Wednesday, July 13, 2011

Destroying and Re-creating

Yesterday I was in the studio destroying paintings.  Well, not exactly destroying, but in the middle of my process it would certainly have appeared that way.  I have a show coming up in September where I will be showing my two series of work that were exhibited in London and Poland.  There are two paintings with which I have never been completely satisfied.  As you may recall, I had repainted my original paintings, which were on board, onto canvas for the London show to facilitate shipping.  In doing so I sometimes was able to improve on a painting, but I didn’t always succeed in a second version that I liked as much as the first.  Often I would try to change one aspect to improve a painting, only to discover that there were other aspects that I hadn’t re-created successfully that made the painting work.  I couldn’t see that clearly until my second attempt provided a contrast.  It wasn’t that the painting didn’t work on its own.  It just wasn’t the original.  Ultimately I had to accept that it was OK for my second versions to stand on their own as unique and separate paintings even if their inspiration came from a prior painting.

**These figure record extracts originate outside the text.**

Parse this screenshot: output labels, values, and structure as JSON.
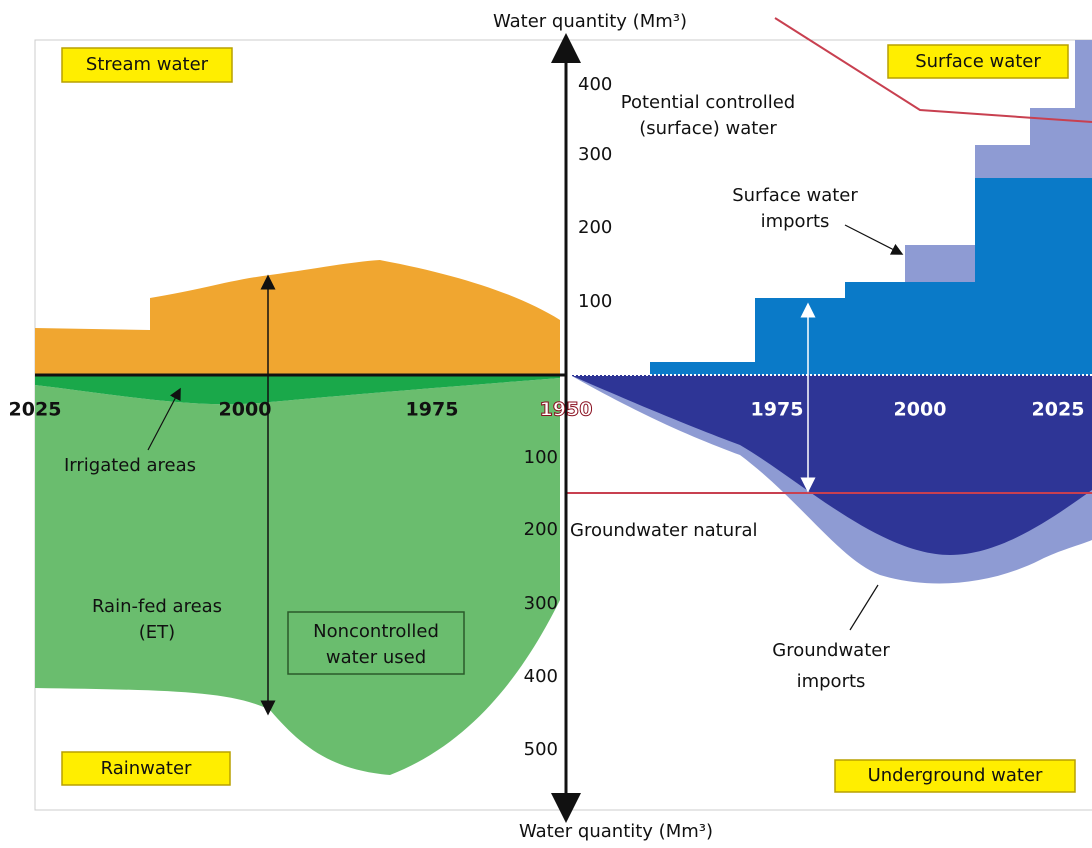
{
  "axis_top_label": "Water quantity (Mm³)",
  "axis_bottom_label": "Water quantity (Mm³)",
  "upper_ticks": [
    "400",
    "300",
    "200",
    "100"
  ],
  "lower_ticks": [
    "100",
    "200",
    "300",
    "400",
    "500"
  ],
  "years_left": [
    "2025",
    "2000",
    "1975"
  ],
  "origin_year": "1950",
  "years_right": [
    "1975",
    "2000",
    "2025"
  ],
  "corner_labels": {
    "top_left": "Stream water",
    "top_right": "Surface water",
    "bottom_left": "Rainwater",
    "bottom_right": "Underground water"
  },
  "annotations": {
    "potential": [
      "Potential controlled",
      "(surface) water"
    ],
    "imports": [
      "Surface water",
      "imports"
    ],
    "irrigated": "Irrigated areas",
    "rainfed": [
      "Rain-fed areas",
      "(ET)"
    ],
    "noncontrolled": [
      "Noncontrolled",
      "water used"
    ],
    "gw_natural": "Groundwater natural",
    "gw_imports": [
      "Groundwater",
      "imports"
    ]
  }
}
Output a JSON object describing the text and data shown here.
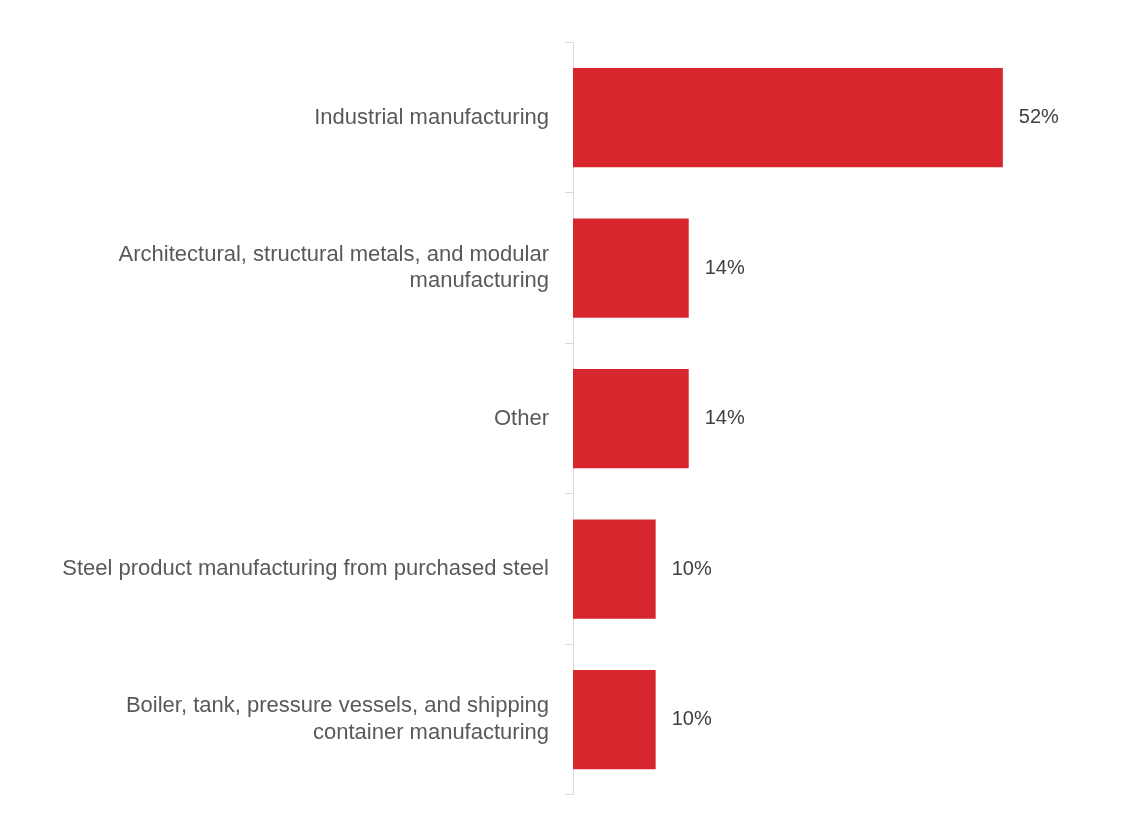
{
  "chart_data": {
    "type": "bar",
    "orientation": "horizontal",
    "categories": [
      "Industrial manufacturing",
      "Architectural, structural metals, and modular manufacturing",
      "Other",
      "Steel product manufacturing from purchased steel",
      "Boiler, tank, pressure vessels, and shipping container manufacturing"
    ],
    "values": [
      52,
      14,
      14,
      10,
      10
    ],
    "value_labels": [
      "52%",
      "14%",
      "14%",
      "10%",
      "10%"
    ],
    "color": "#d7262e",
    "legend": false
  }
}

But now, I eyed them and contemplated whether I dared to take a paint brush to them.  Is a painting ever done?  It seemed that my semi-abstract paintings were the most challenging.  The originals often had happy accidents that resulted in an effect that I couldn’t seem to re-create. Then in a moment of bravery I began to destroy my paintings.

I find that it is very difficult to destroy in order to create, yet some of my favorite work has arisen from such actions, once totally painting over a painting and turning the subtle image that remained into a new artwork. I admire people who don’t hesitate to start anew, confident that they will land on their feet.  I’ve had to learn to take those leaps and there is always a swallow-hard moment that precedes them.  Whether it is painting out a painting, or leaving a job to venture out on one’s own, each requires an act of letting go, ending one path to find another.  I suspect there is a constellation of traits that define those of us who struggle with such choices.  I’m a bit of a packrat, not good at getting rid of things.  I keep them for history or because I might want them some day or simply because I don’t know what to do with them.  But I admire my friends with streamlined lives and aspire to at least move in that direction.  I think it is by letting go that we make room for the new and that is true in life as well as in paintings.

Five years ago I made that leap in my own life, leaving a career in finance to focus on my artwork and family and cultural history.  And there were quite a few swallow-hard moments that preceded that.  It wasn’t that I didn’t paint or explore family history while I worked, but I did it in a different way, not as intensely, not as focused and not as much in the flow, letting the process unfold.  I do consult periodically, but my new life has gradually been expanding to fill the available space.  In the period since I left my job I’ve gone in new directions.  I did my first solo show, followed by many more and then several international shows.  I began to do public speaking about my artwork and family history and discovered that when you enjoy what you do, it is a natural next step to share it.  And when you are passionate about what you do, that enthusiasm is contagious.  I discovered the power of story and began exploring that further in my artwork and I started painting in series because a stand alone painting wasn’t enough to tell the stories I wanted to tell.  Before long I was creating multi-dimensional projects because the stories demanded it.  I began to partner with organizations and individuals and I accessed technology, creating web sites, video-editing and yes, blogging.  Often I traveled to find the stories I painted.  In recent years I’ve spent a total of four months overseas in eleven countries.  Had you told me five years ago that was what I would be doing, I might have not had so many swallow-hard moments, but I would have missed out on the joy of discovering each new opportunity on my path.

So I’ve learned that letting go of “good enough” while hard, is a necessary step to get to something that I may find more satisfying, whether in a painting or in my life.  And as for those paintings, I left my studio pleased with my newly re-created paintings.  We’ll see how they appear when I view them with fresh eyes today.

1 comment:

  1. The ability to paint (or almost anything of an artistic nature) is just not part of my skill set. It was so interesting to me to read the reflections of an artist, and family/cultural historian. I'm so impressed with not only your art, but your willingness to take risks on so many levels.